Дочь философа Шпета в фильме Елены Якович. Полная версия воспоминаний Марины Густавовны Шторх - [11]

Шрифт
Интервал

Но все-таки главным детским праздником было Рождество, которое начиналось для нас накануне, в сочельник, 6 января. Всегда у нас была большая елка до потолка. Я помню, как ее приносили в дом, подпиливали и ставили «в табуретку». Из кухни бралась табуретка, переворачивалась сиденьем книзу, и за ее ножки толстыми веревками привязывалась елка. Я даже помню еще старые елочные базары на Долгоруковской: дровяной такой склад, где продавался уголь в рогожках, потому что все тогда еще ставили самовары. И там же под Новый год продавались елки. В начале 20-х годов у многих наших знакомых они были, но потом, в конце 20-х, елка уже была советской властью запрещена, закрыта и у большинства кончилась, а у нас продолжалась всю жизнь. Не было года, чтобы мы не поставили. Хотя продажа была строго запрещена, все-таки можно было из-под полы купить небольшую елочку где-нибудь возле вокзала. А у нас к тому же был папин ученик и друг Андрей Александрович Губер, который, кстати, после войны стал главным хранителем музея имени Пушкина и передавал в ГДР Дрезденскую галерею. Тогда он жил в проезде Соломенной Сторожки, это где-то возле Петровско-Разумовской, сейчас почти центр, а в моем детстве было границей Москвы. И вот этот Андрей Александрович привозил к нам в Брюсовский небольшую елочку… в чемодане. Потому что в мешке уже нельзя было, за это штрафовали и отбирали.

5

Теперь мы жили в двух шагах от Тверской. Домов больших было мало. Неподалеку выделялась громада Центрального телеграфа, да еще в Большом Гнездниковском высился тринадцатиэтажный, построенный еще до революции «дом Нирнзее». Когда мы переезжали, нам его показывали как самый высокий в Москве. А так в основном нас окружали двух-трехэтажные особняки. Помню «дом Сухово-Кобылина» в Брюсовском переулке, мы его очень боялись, потому что знали, что там, в парадном, давным-давно произошло загадочное убийство, в котором и обвинили Сухово-Кобылина, а он в тюрьме написал «Свадьбу Кречинского».

На углу Тверской довольно долго были две извозчичьи стоянки. Вот у самого-самого угла. По Никитской ходил трамвай, а по Тверской нет.

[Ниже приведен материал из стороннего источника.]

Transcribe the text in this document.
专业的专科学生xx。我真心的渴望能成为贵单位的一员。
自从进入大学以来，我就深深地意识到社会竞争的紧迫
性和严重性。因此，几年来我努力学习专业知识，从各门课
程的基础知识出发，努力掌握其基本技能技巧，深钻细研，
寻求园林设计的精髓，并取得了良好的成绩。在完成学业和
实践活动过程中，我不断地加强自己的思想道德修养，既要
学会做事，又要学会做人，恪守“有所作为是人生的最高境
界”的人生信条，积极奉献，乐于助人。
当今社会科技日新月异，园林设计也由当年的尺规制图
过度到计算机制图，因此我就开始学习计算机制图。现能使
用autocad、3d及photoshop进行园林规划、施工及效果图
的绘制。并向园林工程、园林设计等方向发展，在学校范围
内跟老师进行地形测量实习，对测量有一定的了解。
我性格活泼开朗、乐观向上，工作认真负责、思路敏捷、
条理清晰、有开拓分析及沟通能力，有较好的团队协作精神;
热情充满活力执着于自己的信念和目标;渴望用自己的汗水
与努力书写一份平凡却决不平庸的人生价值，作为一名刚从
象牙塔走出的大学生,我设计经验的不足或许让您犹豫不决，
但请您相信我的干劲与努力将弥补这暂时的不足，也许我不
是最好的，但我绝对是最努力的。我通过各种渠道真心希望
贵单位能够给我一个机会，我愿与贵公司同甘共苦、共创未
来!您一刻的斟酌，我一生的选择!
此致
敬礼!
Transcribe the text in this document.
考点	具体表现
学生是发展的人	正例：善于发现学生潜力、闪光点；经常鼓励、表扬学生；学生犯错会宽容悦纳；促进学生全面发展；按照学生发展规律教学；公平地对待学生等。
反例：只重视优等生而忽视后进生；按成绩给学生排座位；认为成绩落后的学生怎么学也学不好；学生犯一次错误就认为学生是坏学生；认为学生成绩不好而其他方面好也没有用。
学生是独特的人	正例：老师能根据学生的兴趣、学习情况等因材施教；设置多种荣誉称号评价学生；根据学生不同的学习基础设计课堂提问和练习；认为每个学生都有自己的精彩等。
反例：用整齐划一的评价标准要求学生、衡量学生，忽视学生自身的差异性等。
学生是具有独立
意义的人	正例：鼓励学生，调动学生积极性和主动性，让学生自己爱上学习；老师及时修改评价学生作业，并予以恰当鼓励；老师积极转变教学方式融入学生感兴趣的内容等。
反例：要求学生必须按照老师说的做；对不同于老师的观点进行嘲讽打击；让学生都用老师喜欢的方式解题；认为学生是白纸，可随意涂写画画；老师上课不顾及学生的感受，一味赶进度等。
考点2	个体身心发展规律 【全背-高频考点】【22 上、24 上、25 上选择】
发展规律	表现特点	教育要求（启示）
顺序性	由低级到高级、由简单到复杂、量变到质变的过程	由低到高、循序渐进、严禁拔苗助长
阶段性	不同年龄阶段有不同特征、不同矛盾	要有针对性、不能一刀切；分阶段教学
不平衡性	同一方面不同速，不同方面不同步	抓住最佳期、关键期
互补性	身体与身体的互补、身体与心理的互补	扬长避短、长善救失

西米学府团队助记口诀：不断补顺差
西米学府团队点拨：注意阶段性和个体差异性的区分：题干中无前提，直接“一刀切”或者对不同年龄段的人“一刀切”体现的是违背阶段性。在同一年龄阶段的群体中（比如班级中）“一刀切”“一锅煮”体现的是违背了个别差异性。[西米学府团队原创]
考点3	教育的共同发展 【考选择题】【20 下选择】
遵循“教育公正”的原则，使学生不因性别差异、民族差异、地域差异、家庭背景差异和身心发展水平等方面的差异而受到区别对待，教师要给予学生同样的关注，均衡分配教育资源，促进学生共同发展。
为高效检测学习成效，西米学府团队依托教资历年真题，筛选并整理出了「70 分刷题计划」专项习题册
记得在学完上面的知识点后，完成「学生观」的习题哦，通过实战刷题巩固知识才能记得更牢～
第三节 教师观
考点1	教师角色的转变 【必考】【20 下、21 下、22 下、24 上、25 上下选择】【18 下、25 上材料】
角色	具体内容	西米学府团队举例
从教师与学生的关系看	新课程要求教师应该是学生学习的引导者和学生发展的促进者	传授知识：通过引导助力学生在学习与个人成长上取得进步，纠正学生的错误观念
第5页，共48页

Вот на трамваях как ездили: буквально гроздьями висели люди. Тогда закрытых подножек не было – только открытые. С двух сторон большие две палки, вот на них и висели. И поскольку на ступенях не хватало всем места даже одной ногой, то рядом по низу трамвая, ниже окошек примерно на полметра, шел такой бордюрчик. И вот на этот бордюрчик становились боком и держались крепко за поручень. Мы всегда катались на этих подножках и еще друг перед другом красовались, как кто встал – одной ногой или обеими. И вот однажды подошел, как всегда, полный трамвай, и мы с моими школьными друзьями видим, что места так мало, что нечего даже думать садиться. И вдруг кто-то бросается на лестницу, хватается за поручень, и трамвай уезжает. И – о ужас! – я замечаю, что это моя бабушка Варвара Ильинична Гучкова, урожденная Зилоти! Мы, ребята пятнадцати – шестнадцати лет, не сели, побоялись, а бабушка моя умудрилась поставить одну ногу и уехать на этом трамвае, а мы только на следующем. Как недавно про меня сказала одна ученица: «Марина Густавовна у нас старенькая, но еще шустренькая!»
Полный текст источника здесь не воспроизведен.